TOKYO: The US envoy to Japan vowed “complete and unequivocal cooperation” Wednesday over the alleged rape of a local woman by two servicemen on an island fed up with the large American military presence.
Ambassador John Roos sought swiftly to reassure people on the southern Japanese island of Okinawa that he shared their anger over an incident that has the potential to act as a lightning rod for growing anti-US feeling.
Roos said the US government and military would “provide full, complete and unequivocal cooperation to the Japanese authorities in their investigation.”
After a meeting with Vice Foreign Minister Shuji Kira, who is standing in while Foreign Minister Koichiro Gemba is in Europe, Roos said: “I do understand the anger that many people feel with respect to this reported incident.”
He said he wanted the Japanese people to know that he shared that anger.
“Not only me as a United States ambassador, but the entire United States government including our military will continue to work our hearts out to earn the trust of the Okinawan people and the people of Japan,” he said.
Okinawa governor Hirokazu Nakaima, a vocal critic of the size of the vast US presence on the island, met Defense Minister Satoshi Morimoto and expressed his fury, describing the alleged crime as “insane.”
Citing another case of sexual offense allegedly by a US soldier in August, the governor told reporters: “This is nothing but abhorrent.
“We cannot accept this, no matter how much (the US military presence) is claimed to be necessary for national security,” he said.
Prime Minister Yoshihiko Noda also chimed in, saying the alleged crime was “intolerable.”
The arrest of the two men on Tuesday is a potential flashpoint in relations between the US military and their reluctant Okinawan hosts.
Previous criminal incidents have sparked angry, large-scale demonstrations, with participants demanding a trimming of the US footprint.

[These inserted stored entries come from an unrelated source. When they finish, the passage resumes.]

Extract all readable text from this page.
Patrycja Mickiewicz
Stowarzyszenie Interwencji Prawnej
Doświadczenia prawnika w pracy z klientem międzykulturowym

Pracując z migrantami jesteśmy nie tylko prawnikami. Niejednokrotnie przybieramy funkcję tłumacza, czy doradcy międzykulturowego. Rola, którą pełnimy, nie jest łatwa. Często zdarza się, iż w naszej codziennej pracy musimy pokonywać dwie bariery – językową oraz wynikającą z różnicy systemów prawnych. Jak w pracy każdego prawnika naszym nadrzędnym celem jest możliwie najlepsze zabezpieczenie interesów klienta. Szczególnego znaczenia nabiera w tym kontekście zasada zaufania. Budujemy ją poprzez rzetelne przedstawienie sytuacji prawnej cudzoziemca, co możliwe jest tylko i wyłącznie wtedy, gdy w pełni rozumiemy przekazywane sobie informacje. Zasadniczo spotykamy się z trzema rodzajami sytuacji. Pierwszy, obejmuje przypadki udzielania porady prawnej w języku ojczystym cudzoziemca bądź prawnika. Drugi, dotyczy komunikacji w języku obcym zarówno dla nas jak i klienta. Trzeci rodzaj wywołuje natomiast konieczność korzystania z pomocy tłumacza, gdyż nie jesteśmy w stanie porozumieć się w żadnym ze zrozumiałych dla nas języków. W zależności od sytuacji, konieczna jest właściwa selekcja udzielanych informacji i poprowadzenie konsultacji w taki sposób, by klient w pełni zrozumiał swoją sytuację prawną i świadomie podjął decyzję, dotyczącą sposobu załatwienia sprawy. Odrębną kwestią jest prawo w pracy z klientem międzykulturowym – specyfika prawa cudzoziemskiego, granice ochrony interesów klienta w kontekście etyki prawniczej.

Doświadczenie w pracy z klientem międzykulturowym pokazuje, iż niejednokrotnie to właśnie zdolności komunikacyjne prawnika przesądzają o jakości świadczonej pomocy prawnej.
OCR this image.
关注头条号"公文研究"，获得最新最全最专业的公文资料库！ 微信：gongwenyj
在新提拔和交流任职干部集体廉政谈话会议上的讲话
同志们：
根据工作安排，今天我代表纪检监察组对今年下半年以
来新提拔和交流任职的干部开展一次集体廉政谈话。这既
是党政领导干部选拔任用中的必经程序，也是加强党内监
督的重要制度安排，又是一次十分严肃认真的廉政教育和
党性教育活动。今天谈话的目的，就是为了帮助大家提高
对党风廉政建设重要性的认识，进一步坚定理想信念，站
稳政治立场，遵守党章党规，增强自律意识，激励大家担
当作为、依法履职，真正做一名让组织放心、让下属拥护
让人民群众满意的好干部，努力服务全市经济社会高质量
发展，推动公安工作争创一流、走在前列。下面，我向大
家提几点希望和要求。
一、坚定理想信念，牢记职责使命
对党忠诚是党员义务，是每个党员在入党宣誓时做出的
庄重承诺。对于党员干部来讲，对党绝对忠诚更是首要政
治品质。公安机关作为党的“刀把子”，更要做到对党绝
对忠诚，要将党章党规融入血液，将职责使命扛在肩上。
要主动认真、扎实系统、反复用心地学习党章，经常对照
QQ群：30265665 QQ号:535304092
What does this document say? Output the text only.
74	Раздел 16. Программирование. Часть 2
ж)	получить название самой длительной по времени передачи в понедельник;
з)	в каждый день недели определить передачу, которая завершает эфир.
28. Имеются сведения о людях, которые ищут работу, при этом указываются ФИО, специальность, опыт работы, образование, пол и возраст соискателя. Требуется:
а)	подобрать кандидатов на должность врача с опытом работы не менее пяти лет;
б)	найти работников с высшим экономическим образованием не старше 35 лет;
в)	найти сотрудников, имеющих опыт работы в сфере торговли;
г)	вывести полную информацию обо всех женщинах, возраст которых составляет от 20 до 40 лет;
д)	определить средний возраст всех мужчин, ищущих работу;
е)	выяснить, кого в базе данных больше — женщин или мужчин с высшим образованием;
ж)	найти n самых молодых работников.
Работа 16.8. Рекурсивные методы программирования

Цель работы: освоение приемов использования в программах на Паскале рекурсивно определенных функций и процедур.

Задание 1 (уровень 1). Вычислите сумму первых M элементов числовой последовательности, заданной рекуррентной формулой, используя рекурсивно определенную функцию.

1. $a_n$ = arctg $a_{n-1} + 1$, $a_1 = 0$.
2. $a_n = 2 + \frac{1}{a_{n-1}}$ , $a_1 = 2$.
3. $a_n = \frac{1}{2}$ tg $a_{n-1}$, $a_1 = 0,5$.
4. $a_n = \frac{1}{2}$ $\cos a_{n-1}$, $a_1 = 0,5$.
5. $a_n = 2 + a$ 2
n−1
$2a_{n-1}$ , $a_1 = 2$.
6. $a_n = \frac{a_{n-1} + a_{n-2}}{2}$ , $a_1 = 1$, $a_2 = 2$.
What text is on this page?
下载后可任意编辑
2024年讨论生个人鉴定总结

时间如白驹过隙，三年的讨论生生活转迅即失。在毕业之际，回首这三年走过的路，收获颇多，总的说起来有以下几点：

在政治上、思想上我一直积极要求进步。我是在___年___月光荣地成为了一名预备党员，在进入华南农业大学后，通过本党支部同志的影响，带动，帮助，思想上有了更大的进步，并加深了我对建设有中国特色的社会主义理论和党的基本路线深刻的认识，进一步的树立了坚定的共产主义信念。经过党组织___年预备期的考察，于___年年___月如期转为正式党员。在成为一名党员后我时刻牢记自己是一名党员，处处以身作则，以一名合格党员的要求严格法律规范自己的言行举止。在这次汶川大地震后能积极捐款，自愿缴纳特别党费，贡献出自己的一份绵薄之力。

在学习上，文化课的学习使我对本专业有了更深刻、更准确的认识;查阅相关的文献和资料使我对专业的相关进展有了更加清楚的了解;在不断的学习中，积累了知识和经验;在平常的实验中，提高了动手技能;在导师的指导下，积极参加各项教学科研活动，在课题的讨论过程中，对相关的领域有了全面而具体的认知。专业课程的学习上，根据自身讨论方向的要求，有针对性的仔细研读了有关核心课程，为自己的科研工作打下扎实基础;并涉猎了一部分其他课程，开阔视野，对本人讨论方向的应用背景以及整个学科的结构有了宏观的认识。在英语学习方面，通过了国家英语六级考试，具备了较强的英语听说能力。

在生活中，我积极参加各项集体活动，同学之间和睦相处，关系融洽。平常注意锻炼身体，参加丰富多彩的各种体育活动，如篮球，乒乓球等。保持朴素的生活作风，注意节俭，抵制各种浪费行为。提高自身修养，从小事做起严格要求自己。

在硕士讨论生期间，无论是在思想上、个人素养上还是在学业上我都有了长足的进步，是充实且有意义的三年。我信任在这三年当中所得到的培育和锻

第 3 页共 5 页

Around half of the 47,000 military personnel Washington has in Japan are based in Okinawa.
Relations at the moment are especially prickly, with locals resentful of the deployment of 12 tilt-rotor Osprey aircraft.
Ostensibly, the objections center on the Osprey’s perceived poor safety record, but commentators say it is a proxy issue for islanders fed up with what they see as an unequal burden. They call for mainland Japan to step up and take its share.
In September tens of thousands of people rallied against deployment of the Osprey, which can take off and land like a helicopter, but flies like a plane.
Despite the groundswell of opinion, the strategic importance of the Okinawan archipelago, which is strung out from the Japanese mainland to Taiwan, makes it a vital bulwark against the rising might of China.
Neither Washington nor Tokyo, which depends on its ally for defense, is able to countenance a sizeable US drawdown from the area.
In Tokyo, around 50 people rallied outside Noda’s office on Wednesday evening, holding banners and placards reading: “Get rid of bases and US troops’ sexual violence and crimes,” and “Don’t trample on Okinawa.”
Okinawa police said they arrested Christopher Browning and Skyler Dozier Walker, both 23, on charges of raping and injuring the woman on Tuesday, hours before they had reportedly planned to leave the island.
The local woman, whose identity was not revealed, suffered injuries to the neck, police said.
The leading Mainichi Shimbun daily, citing police sources, said the two servicemen, who had flown to Okinawa on Sunday, had allegedly approached the woman on the street and sexually assaulted her.
A police spokesman said the men had been handed over to prosecutors, who would decide on the formal indictment.